JRC, NML, CPF, RLF, RM, TRB, CKK, DR, BMC, FCR, FSN, JHL and DB performed the experiments. JRC, NML, CPF, RLF, TRB, LAV, STF and FDF analyzed and discussed the data. DPM and FDF designed the experiments in macaques, and DPM performed the experiments in macaques. JRC, MAS and RF performed and analyzed the electrophysiological experiments. WLK, MJS, JBC, FML, DPM and LAV contributed animals, reagents, materials and analysis tools. JRC, NML, STF and FDF analyzed and discussed the results. FDF supervised the project. FDF, STF, JRC and NML wrote the manuscript.

Conflict of interest

WLK is a cofounder of Acumen Pharmaceuticals, which has been licensed by Northwestern University to develop ADDL technology for Alzheimer's therapeutics and diagnostics.

The paper explained

Problem

Diabetes and Alzheimer's disease (AD) are chronic degenerative diseases increasing in prevalence in aging populations worldwide.

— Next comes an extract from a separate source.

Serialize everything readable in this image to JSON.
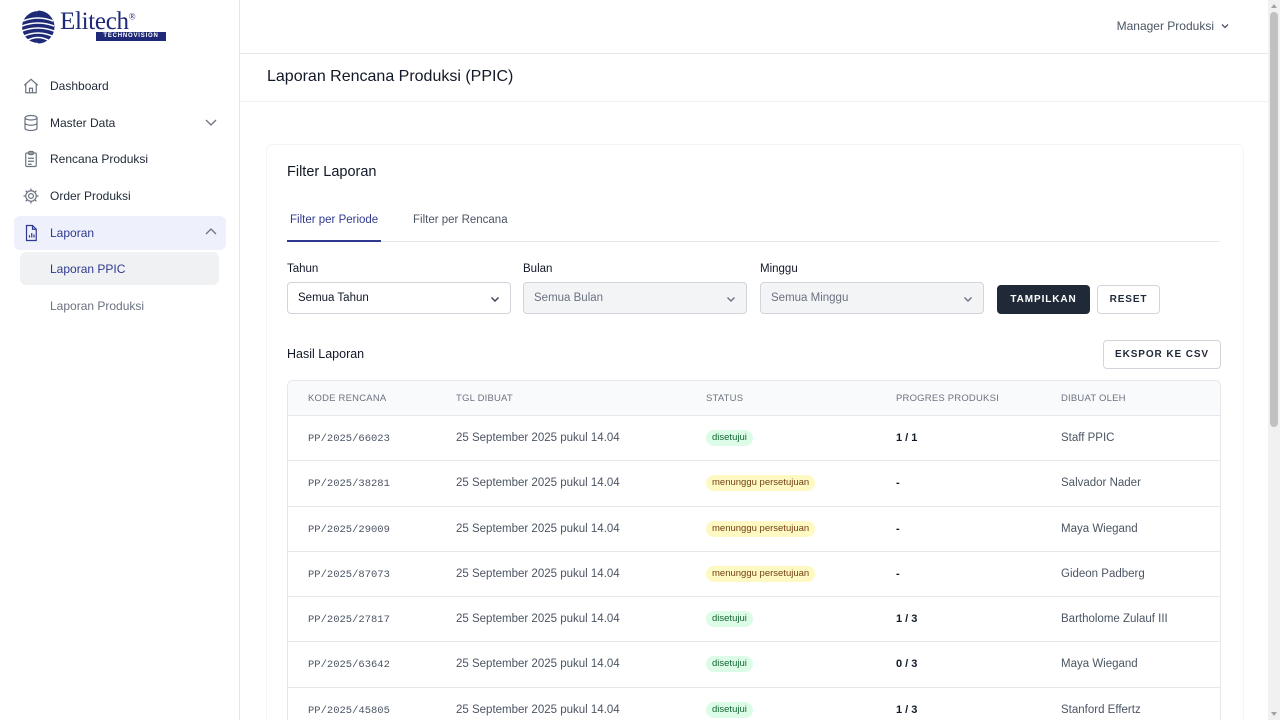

Although clinical and epidemiological studies have linked AD to diabetes, with each disease increasing the risk of developing the other, why AD patients present increased probability of developing diabetes is unknown.

Results

We demonstrate that AβOs, toxins that accumulate in the AD brain and have been linked to neuronal dysfunction in brain areas related to learning and memory, impact the hypothalamus of mice and macaques. The hypothalamus is a brain region that regulates glucose homeostasis in the body. Intriguingly, infusion of AβOs in the brain triggers glucose intolerance, insulin resistance and other manifestations of diabetes in mice. Similar alterations were observed in two transgenic mouse models of AD.

Impact

Our discovery that AβOs instigate hypothalamic deregulation and glucose intolerance draws attention to a brain structure that has been largely ignored to date in the study of Alzheimer's pathogenesis. Since there is evidence that Alzheimer's patients present glucose intolerance, our results highlight the importance of recognizing Alzheimer's as a disease of both the brain and the periphery.